General Flashcards
how do you cache a dataframe
.persist
.cache.count
doesn’t have to be count but has to be an action that will touch every single record
How can you select where your cache is stored
.persist(storage level)
the default storage level for persist and cache is
MEMORY_AND_DISK
how do you un cache data
.unpresist.count
How can you determine the storage level of your data frame
.storageLevel
How do you register a function as a dataframe function
val function_udf = udf(stringConcat(_:ParamType…):ReturnType)
how do you register a function as SQL Function
spark.udf.register(“new_function_name”, function signature)
how can you create a table from a dataframe
.write.saveAsTable(“table_name”)
how can you set the number of partitions for a shuffle
spark.conf.set(“spark.sql.shuffle.partitions”,50)
how do you get the number of partitions available in a given dataframe
.rdd.getNumPartitions
how do you repartition a dataframe
.repartition(2)
how can you change the number of partitions on a single node
.coalesce(2)
which causes a shuffle repartition or coalesce
repartition
How do you enable adaptive query execution
spark.conf.set(“spark.sql.adaptive.enabled”, true)

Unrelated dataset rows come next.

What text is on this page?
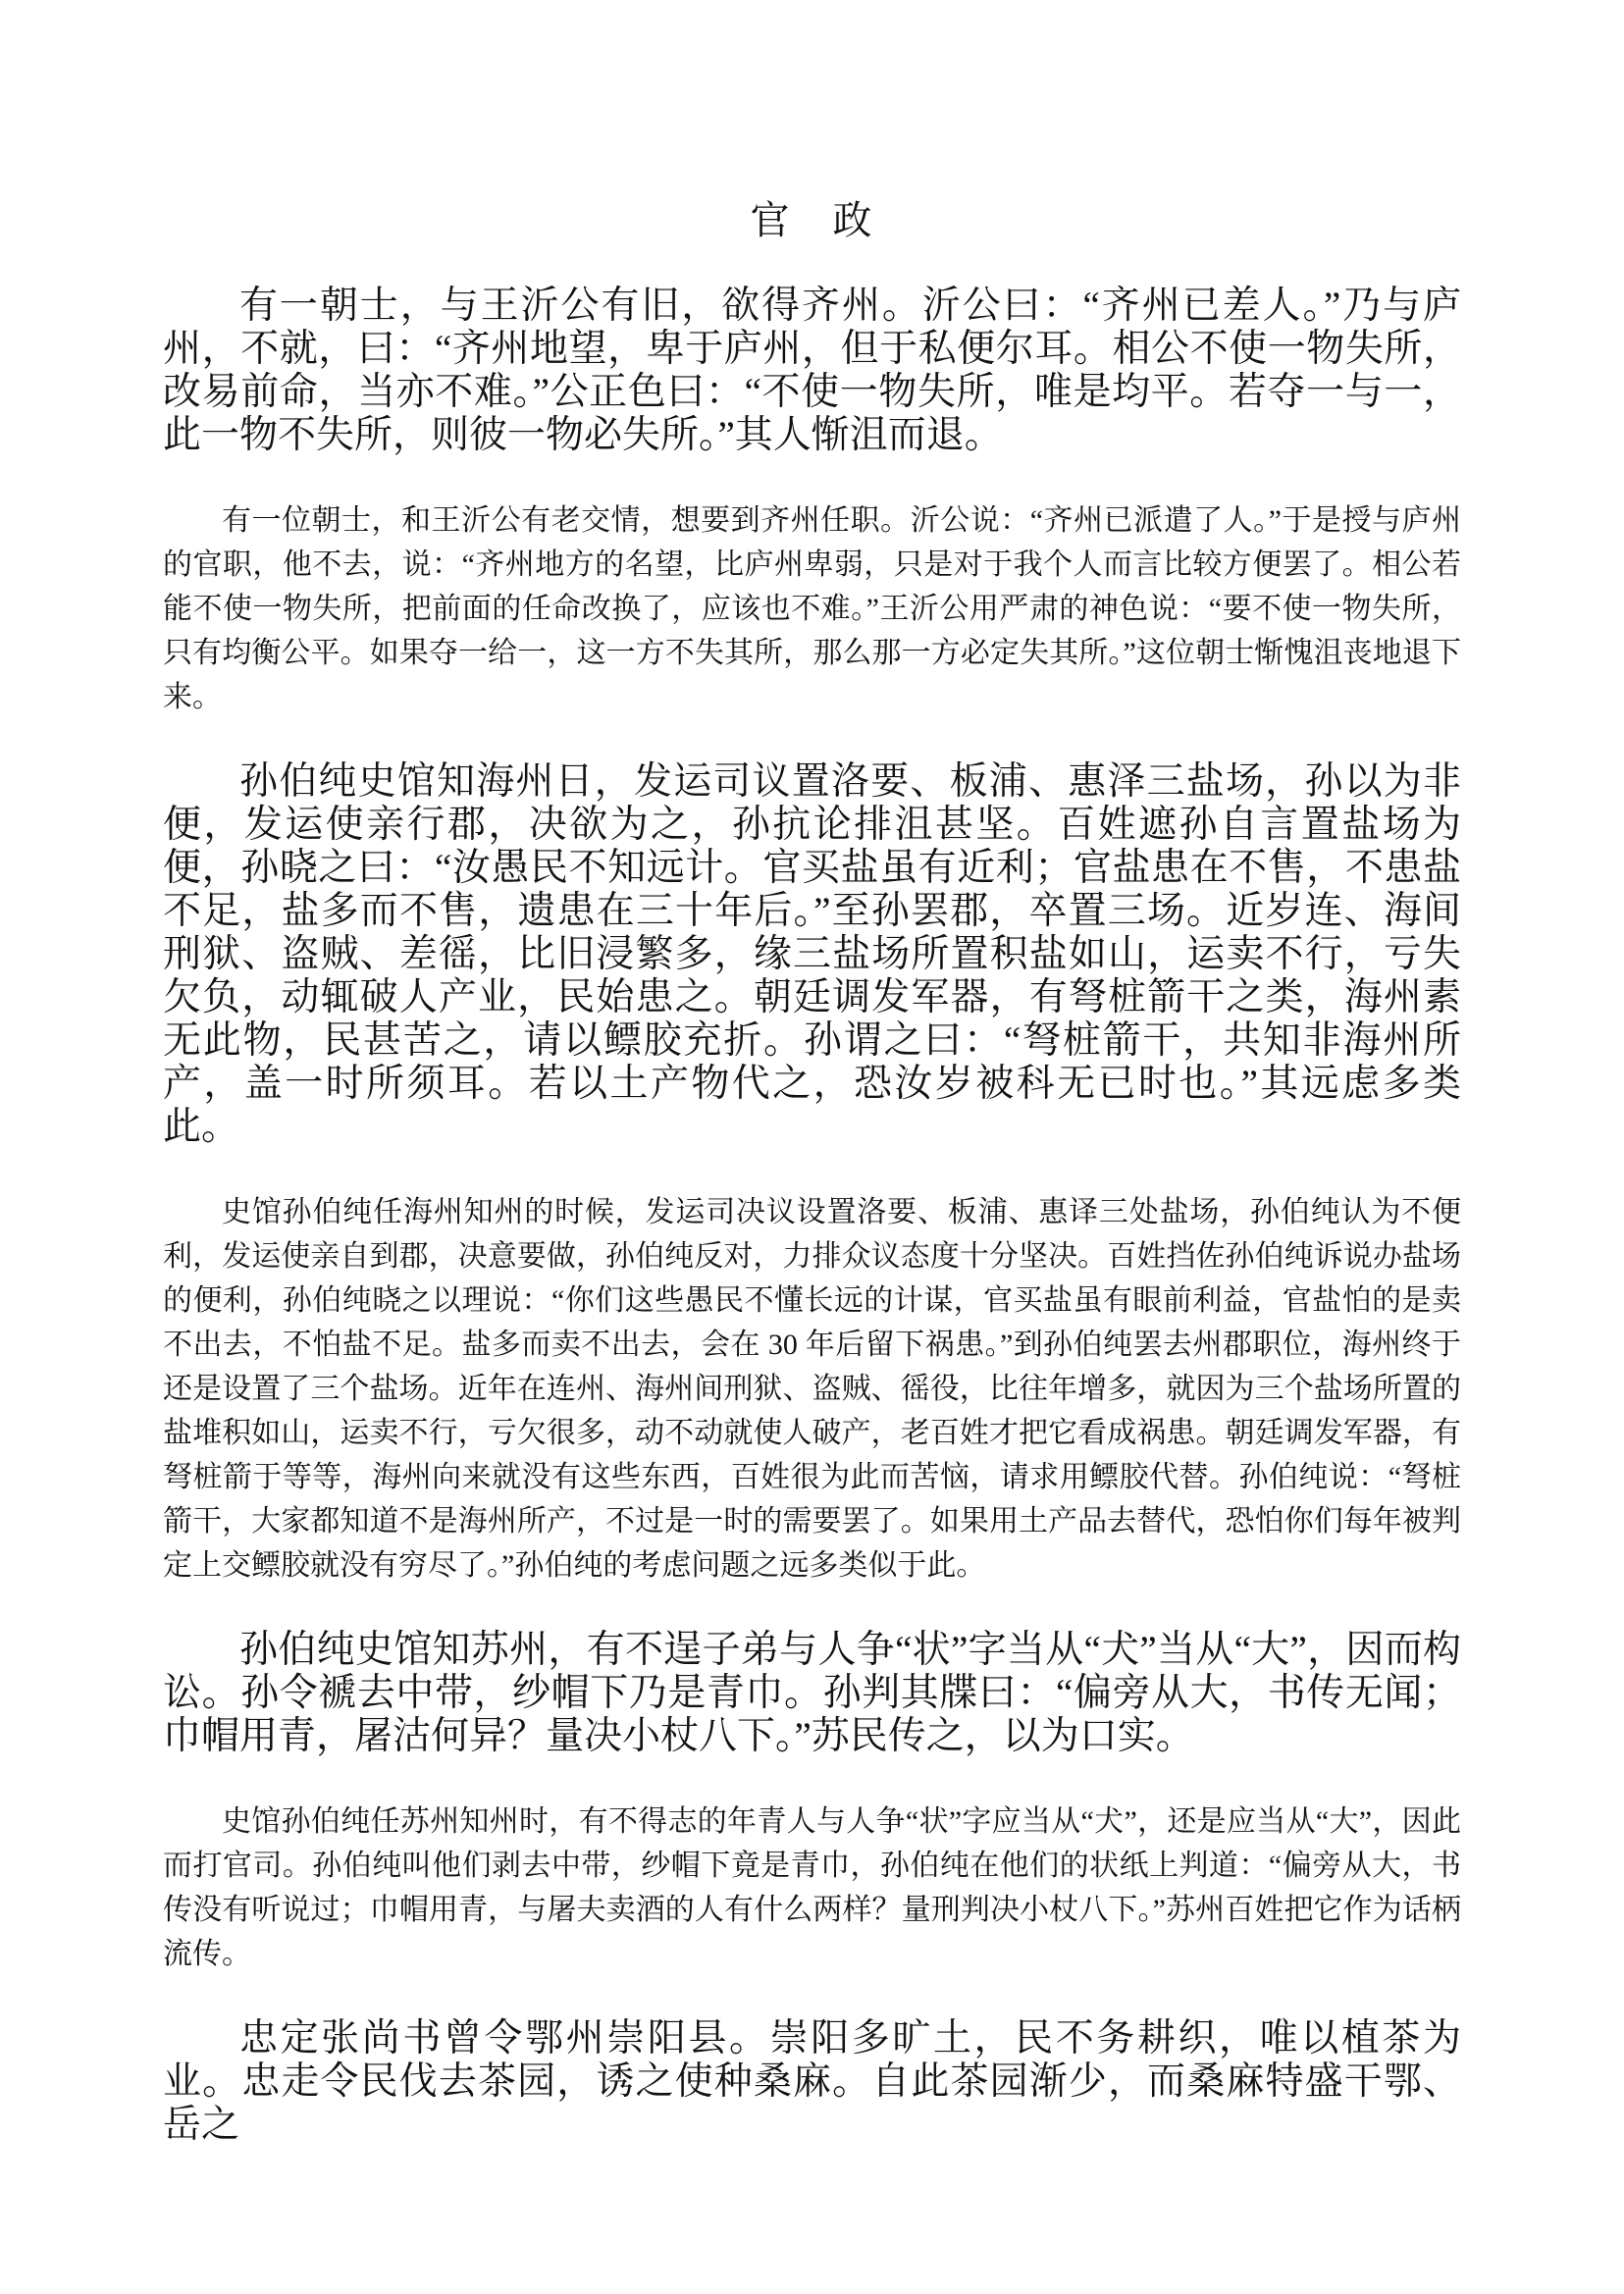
官　政

有一朝士，与王沂公有旧，欲得齐州。沂公曰：“齐州已差人。”乃与庐州，不就，曰：“齐州地望，卑于庐州，但于私便尔耳。相公不使一物失所，改易前命，当亦不难。”公正色曰：“不使一物失所，唯是均平。若夺一与一，此一物不失所，则彼一物必失所。”其人惭沮而退。

有一位朝士，和王沂公有老交情，想要到齐州任职。沂公说：“齐州已派遣了人。”于是授与庐州的官职，他不去，说：“齐州地方的名望，比庐州卑弱，只是对于我个人而言比较方便罢了。相公若能不使一物失所，把前面的任命改换了，应该也不难。”王沂公用严肃的神色说：“要不使一物失所，只有均衡公平。如果夺一给一，这一方不失其所，那么那一方必定失其所。”这位朝士惭愧沮丧地退下来。

孙伯纯史馆知海州日，发运司议置洛要、板浦、惠泽三盐场，孙以为非便，发运使亲行郡，决欲为之，孙抗论排沮甚坚。百姓遮孙自言置盐场为便，孙晓之曰：“汝愚民不知远计。官买盐虽有近利；官盐患在不售，不患盐不足，盐多而不售，遗患在三十年后。”至孙罢郡，卒置三场。近岁连、海间刑狱、盗贼、差徭，比旧浸繁多，缘三盐场所置积盐如山，运卖不行，亏失欠负，动辄破人产业，民始患之。朝廷调发军器，有弩桩箭干之类，海州素无此物，民甚苦之，请以鳔胶充折。孙谓之曰：“弩桩箭干，共知非海州所产，盖一时所须耳。若以土产物代之，恐汝岁被科无已时也。”其远虑多类此。

史馆孙伯纯任海州知州的时候，发运司决议设置洛要、板浦、惠译三处盐场，孙伯纯认为不便利，发运使亲自到郡，决意要做，孙伯纯反对，力排众议态度十分坚决。百姓挡佐孙伯纯诉说办盐场的便利，孙伯纯晓之以理说：“你们这些愚民不懂长远的计谋，官买盐虽有眼前利益，官盐怕的是卖不出去，不怕盐不足。盐多而卖不出去，会在 30 年后留下祸患。”到孙伯纯罢去州郡职位，海州终于还是设置了三个盐场。近年在连州、海州间刑狱、盗贼、徭役，比往年增多，就因为三个盐场所置的盐堆积如山，运卖不行，亏欠很多，动不动就使人破产，老百姓才把它看成祸患。朝廷调发军器，有弩桩箭于等等，海州向来就没有这些东西，百姓很为此而苦恼，请求用鳔胶代替。孙伯纯说：“弩桩箭干，大家都知道不是海州所产，不过是一时的需要罢了。如果用土产品去替代，恐怕你们每年被判定上交鳔胶就没有穷尽了。”孙伯纯的考虑问题之远多类似于此。

孙伯纯史馆知苏州，有不逞子弟与人争“状”字当从“犬”当从“大”，因而构讼。孙令褫去中带，纱帽下乃是青巾。孙判其牒曰：“偏旁从大，书传无闻；巾帽用青，屠沽何异？量决小杖八下。”苏民传之，以为口实。

史馆孙伯纯任苏州知州时，有不得志的年青人与人争“状”字应当从“犬”，还是应当从“大”，因此而打官司。孙伯纯叫他们剥去中带，纱帽下竟是青巾，孙伯纯在他们的状纸上判道：“偏旁从大，书传没有听说过；巾帽用青，与屠夫卖酒的人有什么两样？量刑判决小杖八下。”苏州百姓把它作为话柄流传。

忠定张尚书曾令鄂州崇阳县。崇阳多旷土，民不务耕织，唯以植茶为业。忠走令民伐去茶园，诱之使种桑麻。自此茶园渐少，而桑麻特盛干鄂、岳之
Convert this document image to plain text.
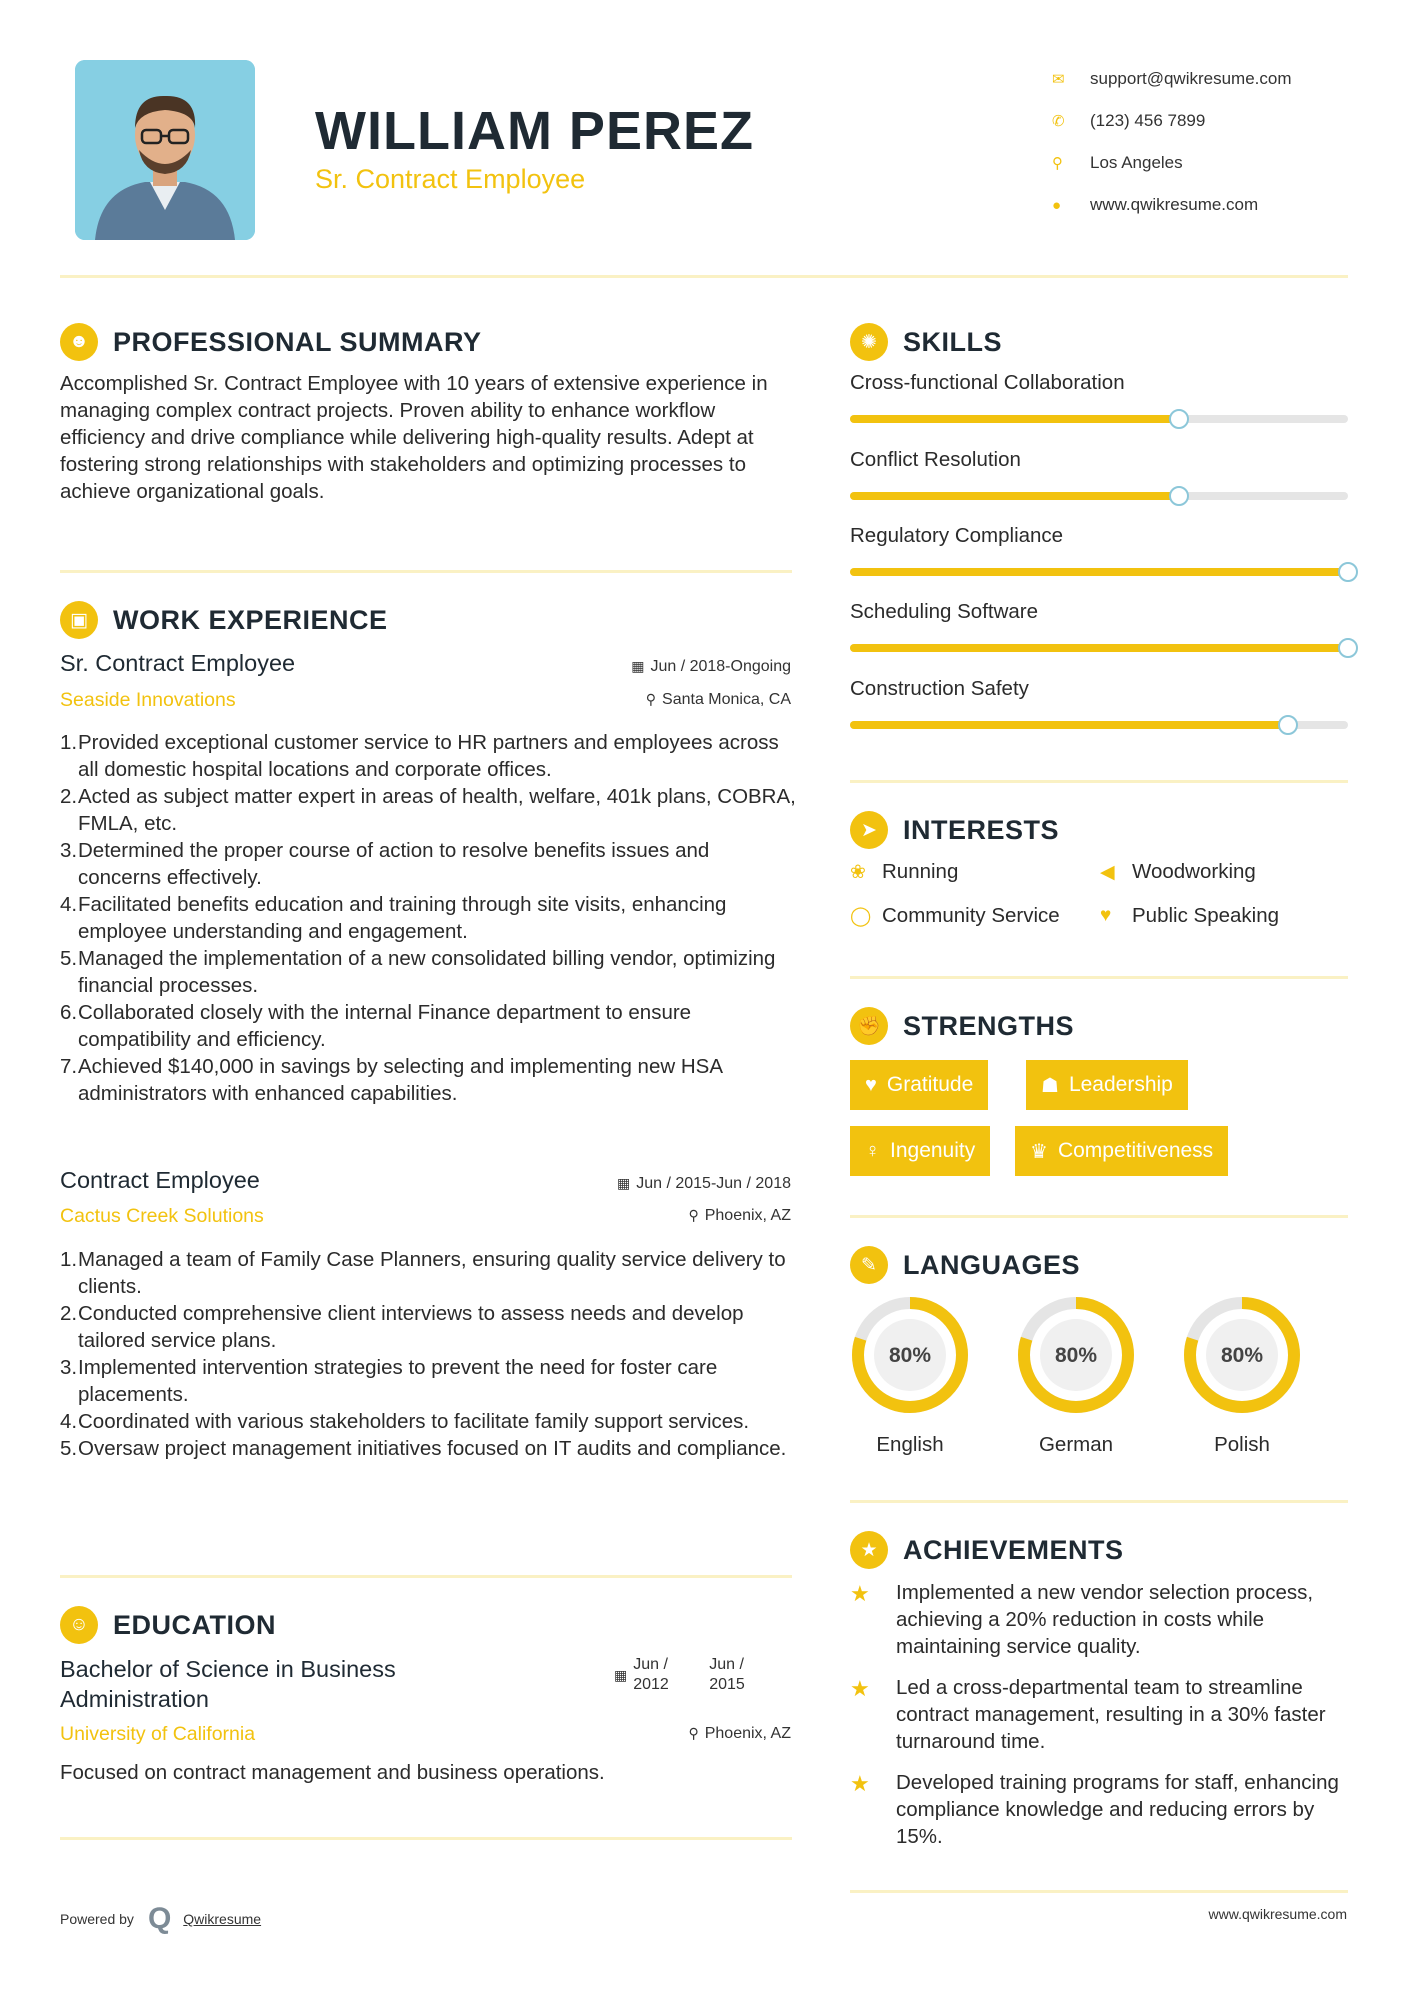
WILLIAM PEREZ
Sr. Contract Employee
✉	support@qwikresume.com
✆	(123) 456 7899
⚲	Los Angeles
●	www.qwikresume.com
☻ PROFESSIONAL SUMMARY
Accomplished Sr. Contract Employee with 10 years of extensive experience in managing complex contract projects. Proven ability to enhance workflow efficiency and drive compliance while delivering high-quality results. Adept at fostering strong relationships with stakeholders and optimizing processes to achieve organizational goals.
▣ WORK EXPERIENCE
Sr. Contract Employee
Seaside Innovations
▦ Jun / 2018-Ongoing
⚲ Santa Monica, CA
1. Provided exceptional customer service to HR partners and employees across all domestic hospital locations and corporate offices.
2. Acted as subject matter expert in areas of health, welfare, 401k plans, COBRA, FMLA, etc.
3. Determined the proper course of action to resolve benefits issues and concerns effectively.
4. Facilitated benefits education and training through site visits, enhancing employee understanding and engagement.
5. Managed the implementation of a new consolidated billing vendor, optimizing financial processes.
6. Collaborated closely with the internal Finance department to ensure compatibility and efficiency.
7. Achieved $140,000 in savings by selecting and implementing new HSA administrators with enhanced capabilities.
Contract Employee
Cactus Creek Solutions
▦ Jun / 2015-Jun / 2018
⚲ Phoenix, AZ
1. Managed a team of Family Case Planners, ensuring quality service delivery to clients.
2. Conducted comprehensive client interviews to assess needs and develop tailored service plans.
3. Implemented intervention strategies to prevent the need for foster care placements.
4. Coordinated with various stakeholders to facilitate family support services.
5. Oversaw project management initiatives focused on IT audits and compliance.
☺ EDUCATION
Bachelor of Science in Business Administration
▦
Jun / 2012
Jun / 2015
University of California	⚲ Phoenix, AZ
Focused on contract management and business operations.
✺ SKILLS
Cross-functional Collaboration
Conflict Resolution
Regulatory Compliance
Scheduling Software
Construction Safety
➤ INTERESTS
❀ Running	◀ Woodworking
◯ Community Service ♥	Public Speaking
✊ STRENGTHS
♥ Gratitude	☗ Leadership
♀ Ingenuity	♛ Competitiveness
✎ LANGUAGES
80%
English
80%
German
80%
Polish
★ ACHIEVEMENTS
★	Implemented a new vendor selection process, achieving a 20% reduction in costs while maintaining service quality.
★	Led a cross-departmental team to streamline contract management, resulting in a 30% faster turnaround time.
★	Developed training programs for staff, enhancing compliance knowledge and reducing errors by 15%.
Powered by Q Qwikresume	www.qwikresume.com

What are the elements of an Apache Spark Execution Hierarchy
Job, Stages, and Tasks
Adaptive Query Execution re-optimizes the query plan in the middle of the query execution based on accurate runtime statistics T/F
True
With AQE, Logical optimization and physical planning is removed
False
what does spark.sql.autoBroadcastJoinThreshold do
Configures the maximum size in bytes for a table that will broadcast to all worker nodes when performing a join
How do you turn off dynamic partitions coalescing
spark.conf.set(“spark.sql.adaptive.coalescePartitions.enabled”,false)
What allows you to control how complex types are printed on schemas
.printSchema(1)
How do you set infer schema
.option(“inferSchema”, true)
How do you make a dataframe into a table or a view
createOrReplaceTempView()